By Ambrose Tan, Head of Central Dealing for Equities, Fixed Income, Treasury, Aberdeen Asset Management (Asia)
The role of buy-side traders is becoming increasingly important – and more fun.
What are the main factors now affecting the dealing desk function?
The rapid changes taking place in the regulatory environment and keeping up to speed with these developments are having the greatest impact. As a global fund manager, the inconsistencies in different jurisdictions means we face the additional task of adhering to local laws without breaching others, for instance Dodd-Frank and the European Market Infrastructure Regulation.
Is your task becoming easier, or are the benefits of more automation and more sophisticated technology outweighed by regulatory pressure, compliance monitoring and performance assessment?
Although advances in automation improve operational efficiency and price transparency, dealing is still bound by strict regulatory, compliance and performance requirements. Automation can address the science of dealing but not the art.
What are the best consequences of new technology?
The buy-side now has much better access to liquidity and tighter dealing spreads, particularly in foreign exchange. There is still a long way to go, especially in the credit market which remains a game of axes.
Do market knowledge and personal networks still have an important role for dealers?
They are absolutely relevant and, in fact, essential. An in-depth knowledge and understanding of markets gives the dealer an edge in decision-making for trade execution.
How is the dealing desk’s relationship shifting with your company’s portfolio managers?
While the portfolio managers make the investment call, the dealing team are their eyes and ears on movements within the trading environment. This relationship remains and is even more critical with increasing information flow these days.
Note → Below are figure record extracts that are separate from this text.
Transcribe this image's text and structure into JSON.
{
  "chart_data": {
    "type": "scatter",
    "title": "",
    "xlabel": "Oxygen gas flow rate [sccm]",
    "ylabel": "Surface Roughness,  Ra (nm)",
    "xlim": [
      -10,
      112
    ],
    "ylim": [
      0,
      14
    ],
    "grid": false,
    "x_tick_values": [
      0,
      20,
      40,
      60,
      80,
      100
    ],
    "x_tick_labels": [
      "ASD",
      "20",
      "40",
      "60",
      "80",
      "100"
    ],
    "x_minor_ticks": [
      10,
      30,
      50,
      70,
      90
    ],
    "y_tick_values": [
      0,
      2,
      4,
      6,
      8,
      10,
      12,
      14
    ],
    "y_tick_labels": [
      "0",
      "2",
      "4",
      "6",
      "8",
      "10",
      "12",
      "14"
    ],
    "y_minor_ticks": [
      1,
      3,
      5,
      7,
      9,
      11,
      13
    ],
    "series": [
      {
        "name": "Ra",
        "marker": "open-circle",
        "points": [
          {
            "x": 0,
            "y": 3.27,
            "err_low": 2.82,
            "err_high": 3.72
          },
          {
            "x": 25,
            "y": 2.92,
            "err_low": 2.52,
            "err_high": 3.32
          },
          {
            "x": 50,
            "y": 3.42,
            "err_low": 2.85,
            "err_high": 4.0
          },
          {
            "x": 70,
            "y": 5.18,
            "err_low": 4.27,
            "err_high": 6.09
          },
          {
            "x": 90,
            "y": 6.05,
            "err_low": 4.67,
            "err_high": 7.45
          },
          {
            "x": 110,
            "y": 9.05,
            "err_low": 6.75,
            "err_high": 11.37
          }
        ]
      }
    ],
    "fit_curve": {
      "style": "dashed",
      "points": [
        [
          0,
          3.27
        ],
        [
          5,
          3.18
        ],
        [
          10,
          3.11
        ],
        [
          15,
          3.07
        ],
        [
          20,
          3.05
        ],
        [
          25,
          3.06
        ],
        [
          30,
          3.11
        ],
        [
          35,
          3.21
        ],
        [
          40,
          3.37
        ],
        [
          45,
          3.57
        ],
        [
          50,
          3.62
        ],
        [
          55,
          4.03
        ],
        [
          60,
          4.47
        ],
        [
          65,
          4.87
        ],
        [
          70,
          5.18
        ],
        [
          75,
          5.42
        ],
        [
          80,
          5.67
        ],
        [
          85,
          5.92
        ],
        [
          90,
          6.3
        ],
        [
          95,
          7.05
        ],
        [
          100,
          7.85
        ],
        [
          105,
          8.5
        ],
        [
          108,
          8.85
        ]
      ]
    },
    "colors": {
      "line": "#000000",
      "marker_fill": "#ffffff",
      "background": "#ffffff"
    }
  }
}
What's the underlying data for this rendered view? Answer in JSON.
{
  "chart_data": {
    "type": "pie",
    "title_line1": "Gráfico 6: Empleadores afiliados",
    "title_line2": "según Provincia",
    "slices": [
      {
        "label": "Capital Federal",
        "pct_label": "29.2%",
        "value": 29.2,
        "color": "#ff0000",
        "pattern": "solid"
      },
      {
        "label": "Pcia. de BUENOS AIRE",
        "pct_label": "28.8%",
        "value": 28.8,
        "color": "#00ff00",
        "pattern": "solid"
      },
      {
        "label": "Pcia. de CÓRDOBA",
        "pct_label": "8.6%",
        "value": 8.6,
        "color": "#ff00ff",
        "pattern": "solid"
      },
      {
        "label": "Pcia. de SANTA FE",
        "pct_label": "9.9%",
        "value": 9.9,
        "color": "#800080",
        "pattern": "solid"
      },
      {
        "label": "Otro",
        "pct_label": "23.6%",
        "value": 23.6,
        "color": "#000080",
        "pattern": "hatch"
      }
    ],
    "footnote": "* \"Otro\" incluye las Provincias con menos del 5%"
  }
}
How is the dealing desk’s relationship with vendors and service providers changing?
We are demanding more from them as a result of tougher and an increasing volume of regulatory requirements. Also, services and products supplied by vendors are easily replicated and have low-entry barriers – as long as you have enough cash for capital investment.
What can be improved or what would you prefer the market dialogue to focus on?
Public forums within the buy-side are few and far between – and I wish there were more of them.
Is your job becoming more fun or more stressful?
Definitely fun, but with it comes the stress. It keeps the dementia away!